На ходу я думал, что и для меня наступила осень, а лучезарное лето безвозвратно миновало; быть может, дерево души облетело еще сильнее, чем деревья в лесу; на самой верхней ветке насилу держался один-единственный листочек; он покачивался, дрожа, и печально глядел, как все его братья, один за другим, покидают его.

Останься на дереве, листок цвета надежды, вцепись в ветку всеми силами прожилок и волоконец, не позволяй свисту ветра тебя запугать, милый листочек! Ведь если ты меня покинешь, кто может отличить, мертвое я дерево или живое, и кто помешает дровосеку подрубить меня ударом топора и наделать вязанок хвороста из моих ветвей? Да и не время еще деревьям терять листву, и солнце может еще стряхнуть с себя пелену опутывающего его тумана.

Это зрелище умирающего лета произвело на меня глубокое впечатление. Я думал, что время идет быстро, и я могу умереть, так и не успев прижать к груди мой идеал.

Вернувшись домой, я принял решение. Коль скоро я не отваживаюсь заговорить, доверю свою судьбу листу бумаги. Наверное, смешно писать письмо человеку, живущему в одном доме с тобой, человеку, которого видишь каждый день, в любое время, но я не могу больше думать о том, смешно это или нет.

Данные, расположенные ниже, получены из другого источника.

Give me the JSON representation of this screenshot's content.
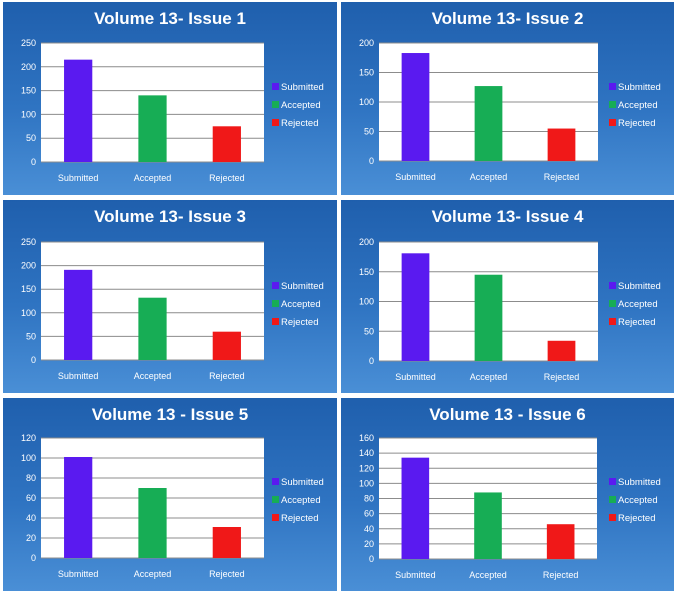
{
  "colors": {
    "submitted": "#5a1af0",
    "accepted": "#17ad55",
    "rejected": "#f01818"
  },
  "chart_data": [
    {
      "type": "bar",
      "title": "Volume 13- Issue 1",
      "categories": [
        "Submitted",
        "Accepted",
        "Rejected"
      ],
      "values": [
        215,
        140,
        75
      ],
      "ylim": [
        0,
        250
      ],
      "yticks": [
        0,
        50,
        100,
        150,
        200,
        250
      ],
      "legend": [
        "Submitted",
        "Accepted",
        "Rejected"
      ]
    },
    {
      "type": "bar",
      "title": "Volume 13- Issue 2",
      "categories": [
        "Submitted",
        "Accepted",
        "Rejected"
      ],
      "values": [
        183,
        127,
        55
      ],
      "ylim": [
        0,
        200
      ],
      "yticks": [
        0,
        50,
        100,
        150,
        200
      ],
      "legend": [
        "Submitted",
        "Accepted",
        "Rejected"
      ]
    },
    {
      "type": "bar",
      "title": "Volume 13- Issue 3",
      "categories": [
        "Submitted",
        "Accepted",
        "Rejected"
      ],
      "values": [
        191,
        132,
        60
      ],
      "ylim": [
        0,
        250
      ],
      "yticks": [
        0,
        50,
        100,
        150,
        200,
        250
      ],
      "legend": [
        "Submitted",
        "Accepted",
        "Rejected"
      ]
    },
    {
      "type": "bar",
      "title": "Volume 13- Issue 4",
      "categories": [
        "Submitted",
        "Accepted",
        "Rejected"
      ],
      "values": [
        181,
        145,
        34
      ],
      "ylim": [
        0,
        200
      ],
      "yticks": [
        0,
        50,
        100,
        150,
        200
      ],
      "legend": [
        "Submitted",
        "Accepted",
        "Rejected"
      ]
    },
    {
      "type": "bar",
      "title": "Volume 13 - Issue 5",
      "categories": [
        "Submitted",
        "Accepted",
        "Rejected"
      ],
      "values": [
        101,
        70,
        31
      ],
      "ylim": [
        0,
        120
      ],
      "yticks": [
        0,
        20,
        40,
        60,
        80,
        100,
        120
      ],
      "legend": [
        "Submitted",
        "Accepted",
        "Rejected"
      ]
    },
    {
      "type": "bar",
      "title": "Volume 13 - Issue 6",
      "categories": [
        "Submitted",
        "Accepted",
        "Rejected"
      ],
      "values": [
        134,
        88,
        46
      ],
      "ylim": [
        0,
        160
      ],
      "yticks": [
        0,
        20,
        40,
        60,
        80,
        100,
        120,
        140,
        160
      ],
      "legend": [
        "Submitted",
        "Accepted",
        "Rejected"
      ]
    }
  ]
}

И все же, когда я запечатывал письмо, меня била дрожь, я то краснел, то бледнел. Потом, улучив момент, когда Теодор вышел, я положил письмо на самую середину его стола и убежал прочь в таком смятении, словно совершил гнуснейший поступок в своей жизни.

Глава двенадцатая

Я посулила тебе продолжение моих приключений, но воистину до того ленива писать, что, не люби я тебя, как зеницу ока, и не знай, что ты любопытнее Евы или Психеи, ни за что бы не уселась за стол перед большим листом девственно-белой бумаги, которую нужно сверху донизу испещрить черным, и перед чернильницей, которая глубже моря, причем каждую капельку в ней нужно превратить в мысль или, по крайней мере, в нечто на нее похожее, не поддаваясь внезапному побуждению вскочить на коня, отпустить поводья и отмахать добрых восемьдесят лье, которые нас разделяют, чтобы вслух сказать тебе все то, что сейчас я примусь изображать бисерными буковками, дабы самой не испугаться чудовищно длинной моей плутовской одиссеи.

Восемьдесят лье! Подумать только, что такое расстояние отделяет меня от той, которую я люблю больше всего на свете! Право, хочется разорвать письмо и велеть, чтобы мне седлали коня. Но об этом и думать нечего: в моем нынешнем платье мне нельзя приблизиться к тебе и вернуться к столь привычной жизни, которую мы вели с тобой, когда были маленькими девочками, простодушными и невинными; если когда-нибудь я вновь надену юбку, то лишь ради этого.

Помнится, я рассталась с тобой, уезжая с постоялого двора, где провела такую забавную ночь и где моя добродетель была уже готова потерпеть кораблекрушение, едва покинув порт. Мы пустились в путь все вместе, нам было в одну сторону. Попутчики мои немало восхищались красотой моего коня – конь у меня впрямь лучших кровей и отменно резвый – это возносило меня в их мнении по меньшей мере на пол-локтя и к моим достоинствам они тут же добавили все достоинства моего скакуна. Они только тревожились, кажется, что он для меня слишком горяч и боек. Я сказала им, что они могут успокоиться на сей счет, и, желая показать, что мне ничего не грозит, заставила коня проделать несколько курбетов, затем взяла довольно высокий барьер и перешла на галоп.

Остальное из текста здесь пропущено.